May 22nd, 2013
Environmentally friendly is all the rage these days. Everyone is going green – selling it, buying it, drinking it and eating it. Our houses, our playgrounds, our dishes and our clothing are all being made out of recycled products. We’re using vegetable oil to drive engines; electricity to run our cars, and the sun and wind to power our homes.
We’re not black, white, purple or pink anymore – we’re all just GREEN. We’re doing something good for the planet, and we’re look great doing it, too.
So much socially responsible action, so little time. Maybe for many of us, that’s more true than you know.
A Huge Failure in Governmental Oversight
There are no federal laws requiring full disclosure of materials in non-food items. Clothing and most household products are not required to have comprehensive detailed labeling that would identify potential allergens. This is a huge health problem for people with allergies. You may know what’s in your dinner because of food allergy labeling but not what’s in the dishes you’re eating it on. This is extremely dangerous for people with celiac disease, a peanut allergy or with any food allergy for that matter. You don’t know if your trigger allergens are being adversely affected.
That oblique mug identified as a green product sold by Lia Wang Environmental Science is made of: “Bamboo fiber degradable environmentally-friendly food containers are processed using crop waste, such as straw, husk , wheat stalk, corn, peanut shells, bagasse (which comes from sugar cane or sorgum stalks), various non-toxic sawdust, bamboo, Bamboo powder over a hundred species of category, as the product’s raw materials, using scientific formulations are made.”
Maybe not the ideal dish to use for a friend with allergies… Or how about the Eco Life™ Set of 4 Multicolored Round Rice Hull Bowls.
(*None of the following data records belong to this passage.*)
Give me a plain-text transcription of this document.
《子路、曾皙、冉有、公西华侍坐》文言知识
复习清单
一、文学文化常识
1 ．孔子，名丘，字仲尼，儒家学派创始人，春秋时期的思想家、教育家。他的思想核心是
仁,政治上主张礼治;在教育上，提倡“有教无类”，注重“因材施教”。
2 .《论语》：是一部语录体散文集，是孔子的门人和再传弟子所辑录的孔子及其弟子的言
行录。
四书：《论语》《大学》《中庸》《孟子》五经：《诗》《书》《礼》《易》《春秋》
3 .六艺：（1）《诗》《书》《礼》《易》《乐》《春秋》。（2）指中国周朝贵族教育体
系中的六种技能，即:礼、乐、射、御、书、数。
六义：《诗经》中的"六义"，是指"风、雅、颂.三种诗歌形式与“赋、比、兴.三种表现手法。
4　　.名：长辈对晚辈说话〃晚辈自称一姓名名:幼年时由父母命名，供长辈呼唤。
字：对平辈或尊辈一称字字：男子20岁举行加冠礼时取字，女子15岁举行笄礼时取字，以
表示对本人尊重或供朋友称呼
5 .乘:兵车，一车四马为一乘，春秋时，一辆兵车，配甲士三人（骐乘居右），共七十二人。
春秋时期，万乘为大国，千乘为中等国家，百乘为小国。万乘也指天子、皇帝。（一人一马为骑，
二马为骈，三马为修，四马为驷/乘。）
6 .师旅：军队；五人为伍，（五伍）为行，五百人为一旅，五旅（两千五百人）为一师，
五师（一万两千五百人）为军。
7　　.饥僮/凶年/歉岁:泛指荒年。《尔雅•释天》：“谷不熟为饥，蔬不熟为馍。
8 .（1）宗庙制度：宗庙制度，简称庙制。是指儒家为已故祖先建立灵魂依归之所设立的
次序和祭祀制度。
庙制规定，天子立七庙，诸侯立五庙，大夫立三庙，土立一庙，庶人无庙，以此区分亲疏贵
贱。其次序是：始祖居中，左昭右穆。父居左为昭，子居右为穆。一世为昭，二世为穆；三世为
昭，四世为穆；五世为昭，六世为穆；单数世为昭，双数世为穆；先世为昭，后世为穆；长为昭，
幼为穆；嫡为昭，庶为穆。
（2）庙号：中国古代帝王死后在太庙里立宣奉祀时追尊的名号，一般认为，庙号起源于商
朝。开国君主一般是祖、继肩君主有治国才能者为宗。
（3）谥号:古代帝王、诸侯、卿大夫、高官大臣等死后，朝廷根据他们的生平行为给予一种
They identify their materials as “Rice hull and other natural, sustainable materials like plant fibers and bamboo.” Like??
Serve a friend with a peanut allergy dinner on dishes made of recycled peanut shells and you could quite literally be serving your guest her last supper.
But that does not mean it safe for all people.
Websites and stores alike, including National Geographic and Green Baby, are selling eco-friendly clothes – not to be confused with allergy friendly. They are not required to provide a comprehensive detailed list of materials used to manufacture the products, and many don’t. Many, like The Ethical Man, repeat the phrase eco-friendly insulation, and a version of “it’s animal-free (of course) and constructed locally using high-tech recycled fabrics via closed-loop zero-waste techniques. “ What does that mean??
Green is the New Black: Recycled Materials Used in Eco-Friendly Fashion reports on some incorporation of recycled products in clothing. Some clothing uses EcoSpun (Eco-fi) which is made from recycled plastic bottles and can be blended with other fabrics such as wool, cotton and tencel. Sounds great but is it safe for someone allergic to wool, or plastic like Jennifer Herzog. According to Dr. Joseph Fowler, “There are a bunch of chemicals in plastics that can cause an allergy.”
The environmentally oriented outerwear company Nau has developed an insulation for winter coats made from coconut husks. Others use peanut shells to insulate winter coats.
Body products, like those offered by Compassion Couture and described as “100% Cruelty-Free & Eco-Friendly” sound great, but it does not mean you aren’t seriously allergic to some of the ingredients.
Allergy Sufferer Beware
Until the federal government steps up and requires full disclosure labeling, anyone with allergies can justifiably live in fear.
Allowing manufacturers to get away with vague references and trendy phrases, quite literally, puts lives in danger.
We need to amend the phrase don’t do the crime if you can’t do the time to don’t make the product if you can’t disclose – not catchy but you get the point.